Delaware requires the parties to have separated six months prior to filing for divorce as well as requiring a parent education class. Thus, Delaware is similar to Colorado in requiring parents to take a parenting class, but Colorado does not require separation prior to filing for divorce. In fact, it is not uncommon for divorcing parties to continue to share a residence to keep costs down while the divorce is processed. However, parties doing so should consider clear boundaries and rules to maintain to avoid unnecessary conflicts.
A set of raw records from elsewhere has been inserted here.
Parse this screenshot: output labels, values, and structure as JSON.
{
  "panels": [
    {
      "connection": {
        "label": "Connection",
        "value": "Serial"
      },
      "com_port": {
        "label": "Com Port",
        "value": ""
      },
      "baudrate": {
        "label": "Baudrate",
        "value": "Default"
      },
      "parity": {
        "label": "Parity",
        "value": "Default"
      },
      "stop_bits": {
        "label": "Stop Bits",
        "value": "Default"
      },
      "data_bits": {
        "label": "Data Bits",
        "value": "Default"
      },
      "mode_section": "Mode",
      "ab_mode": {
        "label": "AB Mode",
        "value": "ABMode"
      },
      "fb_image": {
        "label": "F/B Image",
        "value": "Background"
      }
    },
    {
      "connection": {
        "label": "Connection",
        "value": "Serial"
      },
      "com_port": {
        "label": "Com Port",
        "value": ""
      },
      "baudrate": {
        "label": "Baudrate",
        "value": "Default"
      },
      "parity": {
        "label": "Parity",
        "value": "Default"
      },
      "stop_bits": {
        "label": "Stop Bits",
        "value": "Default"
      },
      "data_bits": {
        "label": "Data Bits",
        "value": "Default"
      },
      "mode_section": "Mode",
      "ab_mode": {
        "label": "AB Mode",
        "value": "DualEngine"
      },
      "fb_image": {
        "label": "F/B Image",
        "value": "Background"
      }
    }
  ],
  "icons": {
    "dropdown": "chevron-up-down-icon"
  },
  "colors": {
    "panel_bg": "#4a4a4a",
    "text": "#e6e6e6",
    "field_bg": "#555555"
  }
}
Hawaii allows parties married in a different state or country to divorce there. I am unsure as to why this distinction was chosen for the article? As long as the other jurisdictional requirements are met, Colorado will allow the divorce to go forward regardless of where you married. In fact, Colorado recognizes common law marriages although people often believe a common law marriage results solely from a specific period of co-habitation. In fact, living together will not form a common law marriage in Colorado unless the parties agreed to be married and held themselves out to their community as married people. Common law marriage thus can be difficult to prove in Colorado when one party disputes the existence of a marriage.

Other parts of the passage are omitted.